El mayor fuego de España en 2026 arrasa más del 90% del Parque Natural de la Sierra Norte de Guadalajara y amenaza el corredor ecológico hacia Toledo.

Incendio La Mierla: arde el 90% del Parque Natural de Guadalajara
El incendio La Mierla se ha convertido en la mayor catástrofe ecológica de Castilla-La Mancha en lo que va de 2026. Declarado el pasado 16 de julio en la Sierra Norte de Guadalajara, el fuego ha calcinado ya más del 90% de la superficie del Parque Natural de la Sierra Norte de Guadalajara, uno de los espacios protegidos de mayor valor ecológico y paisajístico de la región, según confirmaron los servicios de emergencia regionales.
La magnitud es difícil de asimilar. De acuerdo con Castilla-La Mancha Media, el perímetro afectado ha oscilado durante la emergencia entre las 18.000 y las 26.000 hectáreas, con más de 28 poblaciones desalojadas y cerca de 1.200 personas evacuadas. Infobae lo situaba el 19 de julio como el mayor incendio de España en 2026.
Por qué el incendio La Mierla quedó fuera de control
El fuego se originó en una zona agrícola, aparentemente durante labores de cosecha, y penetró con rapidez en el corazón del espacio protegido. Las condiciones meteorológicas hicieron el resto: rachas de viento por encima de los 40 y hasta 50 kilómetros por hora, altas temperaturas y humedad muy baja.
El frente del incendio llegó a avanzar a 60 metros por minuto, un ritmo que los técnicos describieron como “completamente fuera de capacidad de extinción”.

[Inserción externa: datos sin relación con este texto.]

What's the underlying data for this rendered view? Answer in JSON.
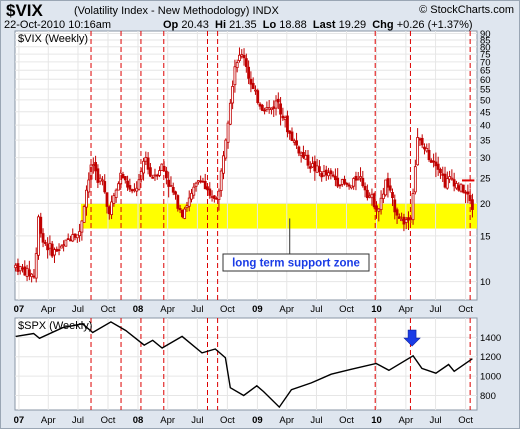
{
  "header": {
    "symbol": "$VIX",
    "name": "(Volatility Index - New Methodology) INDX",
    "date": "22-Oct-2010 10:16am",
    "brand": "© StockCharts.com",
    "quote": [
      {
        "label": "Op",
        "value": "20.43"
      },
      {
        "label": "Hi",
        "value": "21.35"
      },
      {
        "label": "Lo",
        "value": "18.88"
      },
      {
        "label": "Last",
        "value": "19.29"
      },
      {
        "label": "Chg",
        "value": "+0.26 (+1.37%)"
      }
    ]
  },
  "colors": {
    "candle": "#c00000",
    "support_zone": "#ffff00",
    "event_line": "#dd0000",
    "spx_line": "#000000",
    "arrow": "#1a3be6",
    "panel_bg": "#ffffff",
    "frame_bg": "#dfe6ef"
  },
  "chart_data": [
    {
      "type": "candlestick",
      "panel_label": "$VIX (Weekly)",
      "y_scale": "log",
      "y_ticks": [
        10,
        15,
        20,
        25,
        30,
        35,
        40,
        45,
        50,
        55,
        60,
        65,
        70,
        75,
        80,
        85,
        90
      ],
      "ylim": [
        8.5,
        92
      ],
      "x_tick_labels": [
        "07",
        "Apr",
        "Jul",
        "Oct",
        "08",
        "Apr",
        "Jul",
        "Oct",
        "09",
        "Apr",
        "Jul",
        "Oct",
        "10",
        "Apr",
        "Jul",
        "Oct"
      ],
      "x_ticks": [
        "2007-01",
        "2007-04",
        "2007-07",
        "2007-10",
        "2008-01",
        "2008-04",
        "2008-07",
        "2008-10",
        "2009-01",
        "2009-04",
        "2009-07",
        "2009-10",
        "2010-01",
        "2010-04",
        "2010-07",
        "2010-10"
      ],
      "x_range": [
        "2006-12-20",
        "2010-11-05"
      ],
      "vix_path": [
        [
          "2006-12-22",
          11.5
        ],
        [
          "2007-01-15",
          11.0
        ],
        [
          "2007-02-20",
          10.5
        ],
        [
          "2007-02-28",
          18.0
        ],
        [
          "2007-03-15",
          14.5
        ],
        [
          "2007-04-15",
          13.0
        ],
        [
          "2007-05-15",
          13.5
        ],
        [
          "2007-06-15",
          15.5
        ],
        [
          "2007-07-05",
          15.0
        ],
        [
          "2007-07-25",
          22.0
        ],
        [
          "2007-08-15",
          29.0
        ],
        [
          "2007-08-30",
          25.0
        ],
        [
          "2007-09-15",
          24.0
        ],
        [
          "2007-10-01",
          18.5
        ],
        [
          "2007-10-20",
          21.0
        ],
        [
          "2007-11-10",
          26.0
        ],
        [
          "2007-11-25",
          24.0
        ],
        [
          "2007-12-15",
          21.5
        ],
        [
          "2008-01-10",
          25.0
        ],
        [
          "2008-01-22",
          31.0
        ],
        [
          "2008-02-10",
          25.0
        ],
        [
          "2008-03-15",
          28.0
        ],
        [
          "2008-04-10",
          23.0
        ],
        [
          "2008-05-15",
          18.5
        ],
        [
          "2008-06-10",
          21.0
        ],
        [
          "2008-07-10",
          25.5
        ],
        [
          "2008-08-10",
          20.5
        ],
        [
          "2008-09-05",
          22.0
        ],
        [
          "2008-09-20",
          32.0
        ],
        [
          "2008-10-05",
          45.0
        ],
        [
          "2008-10-25",
          70.0
        ],
        [
          "2008-11-20",
          75.0
        ],
        [
          "2008-12-15",
          55.0
        ],
        [
          "2009-01-15",
          47.0
        ],
        [
          "2009-02-10",
          46.0
        ],
        [
          "2009-03-05",
          50.0
        ],
        [
          "2009-04-05",
          38.0
        ],
        [
          "2009-05-15",
          31.0
        ],
        [
          "2009-06-15",
          28.0
        ],
        [
          "2009-07-15",
          26.0
        ],
        [
          "2009-08-15",
          25.5
        ],
        [
          "2009-09-15",
          24.0
        ],
        [
          "2009-10-15",
          23.0
        ],
        [
          "2009-11-05",
          26.0
        ],
        [
          "2009-12-10",
          21.5
        ],
        [
          "2010-01-10",
          19.0
        ],
        [
          "2010-01-30",
          24.5
        ],
        [
          "2010-02-20",
          20.0
        ],
        [
          "2010-03-20",
          17.0
        ],
        [
          "2010-04-15",
          17.5
        ],
        [
          "2010-05-07",
          35.0
        ],
        [
          "2010-05-25",
          33.0
        ],
        [
          "2010-06-15",
          30.0
        ],
        [
          "2010-07-05",
          29.0
        ],
        [
          "2010-07-30",
          24.0
        ],
        [
          "2010-08-20",
          25.0
        ],
        [
          "2010-09-10",
          23.0
        ],
        [
          "2010-09-25",
          22.5
        ],
        [
          "2010-10-10",
          21.0
        ],
        [
          "2010-10-22",
          19.29
        ]
      ],
      "support_zone": {
        "low": 16,
        "high": 20
      },
      "resistance_mark": {
        "from": "2010-09-20",
        "to": "2010-10-28",
        "value": 24.5
      },
      "annotation": {
        "text": "long term support zone",
        "points_to": [
          "2009-04-10",
          17.5
        ]
      },
      "event_lines": [
        "2007-08-10",
        "2007-11-10",
        "2008-01-10",
        "2008-03-20",
        "2008-08-01",
        "2008-09-01",
        "2009-12-28",
        "2010-04-15",
        "2010-10-15"
      ]
    },
    {
      "type": "line",
      "panel_label": "$SPX (Weekly)",
      "y_ticks": [
        800,
        1000,
        1200,
        1400
      ],
      "ylim": [
        650,
        1600
      ],
      "x_tick_labels": [
        "07",
        "Apr",
        "Jul",
        "Oct",
        "08",
        "Apr",
        "Jul",
        "Oct",
        "09",
        "Apr",
        "Jul",
        "Oct",
        "10",
        "Apr",
        "Jul",
        "Oct"
      ],
      "x": [
        "2006-12-22",
        "2007-02-15",
        "2007-03-05",
        "2007-05-15",
        "2007-07-15",
        "2007-08-15",
        "2007-10-10",
        "2007-11-25",
        "2008-01-20",
        "2008-02-15",
        "2008-03-15",
        "2008-05-15",
        "2008-07-15",
        "2008-08-25",
        "2008-09-25",
        "2008-10-10",
        "2008-11-20",
        "2008-12-30",
        "2009-01-20",
        "2009-03-09",
        "2009-04-15",
        "2009-06-15",
        "2009-08-15",
        "2009-10-15",
        "2009-12-31",
        "2010-02-08",
        "2010-04-23",
        "2010-05-20",
        "2010-07-02",
        "2010-08-10",
        "2010-08-27",
        "2010-10-22"
      ],
      "y": [
        1410,
        1440,
        1390,
        1500,
        1540,
        1450,
        1560,
        1470,
        1320,
        1370,
        1290,
        1410,
        1240,
        1280,
        1190,
        880,
        800,
        900,
        840,
        680,
        860,
        930,
        1020,
        1070,
        1130,
        1060,
        1210,
        1080,
        1030,
        1120,
        1050,
        1180
      ],
      "arrow_at": [
        "2010-04-20",
        1300
      ]
    }
  ]
}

Como recoge eldiario.es, la evolución desfavorable durante la noche obligó a decretar evacuaciones preventivas en cadena. En los momentos más críticos llegaron a operar de forma simultánea 25 medios aéreos, con un incremento del 30% del personal por la escala del siniestro.
Un golpe severo a la biodiversidad regional
La afección a la cubierta vegetal es prácticamente total. Según informa el Periódico CLM (Público), la destrucción compromete a corto plazo la biodiversidad, la regulación hídrica y actividades tradicionales como la ganadería extensiva y el aprovechamiento micológico, un recurso especialmente sensible en estas sierras.
El impacto trasciende los límites administrativos de Guadalajara. Estos ecosistemas de montaña actúan como piezas clave de los grandes pasillos de fauna y flora que vertebran el centro peninsular. La pérdida de una masa forestal tan extensa debilita la conectividad ecológica que enlaza los sistemas montañosos del interior con espacios de la provincia de Toledo, un fenómeno que ya analizamos en nuestro reportaje sobre el Corredor Ibérico y su papel en la biodiversidad toledana.
El contexto: un verano de fuego en Castilla-La Mancha
La Mierla no es un caso aislado. La región encadena un verano especialmente complicado en materia de incendios forestales, con cientos de conatos y miles de hectáreas en riesgo, tal y como venimos documentando en el seguimiento sobre los incendios forestales en Castilla-La Mancha durante 2026. El cambio climático, con olas de calor más largas e intensas, multiplica la disponibilidad de combustible vegetal seco y agrava el comportamiento del fuego.
Qué viene después del incendio La Mierla
El Gobierno de Castilla-La Mancha ya trabaja en un plan de actuación para la zona una vez extinguido el fuego, con la intención de aplicarlo de forma inmediata para restaurar el espacio natural. Los expertos advierten, no obstante, de que la recuperación de un hayedo o de un robledal maduro puede requerir décadas, y que las primeras lluvias de otoño amenazan con arrastrar cenizas y provocar una intensa pérdida de suelo fértil.
- Superficie afectada: entre 16.000 y 26.000 hectáreas según la fase de la emergencia.
- Parque Natural: más del 90% de su superficie calcinada.
- Población: más de 28 localidades desalojadas y unas 1.200 personas evacuadas.
- Origen: zona agrícola, presuntamente ligado a labores de cosecha.
Mientras las llamas remiten y los medios terrestres relevan a los aéreos, la Sierra Norte de Guadalajara afronta el reto de reconstruir un patrimonio natural que ha tardado siglos en formarse. Una herida que, como recuerdan los ecólogos, no entiende de fronteras provinciales y cuyas consecuencias se sentirán también en el conjunto de la biodiversidad de Castilla-La Mancha, incluida la que rodea a Toledo.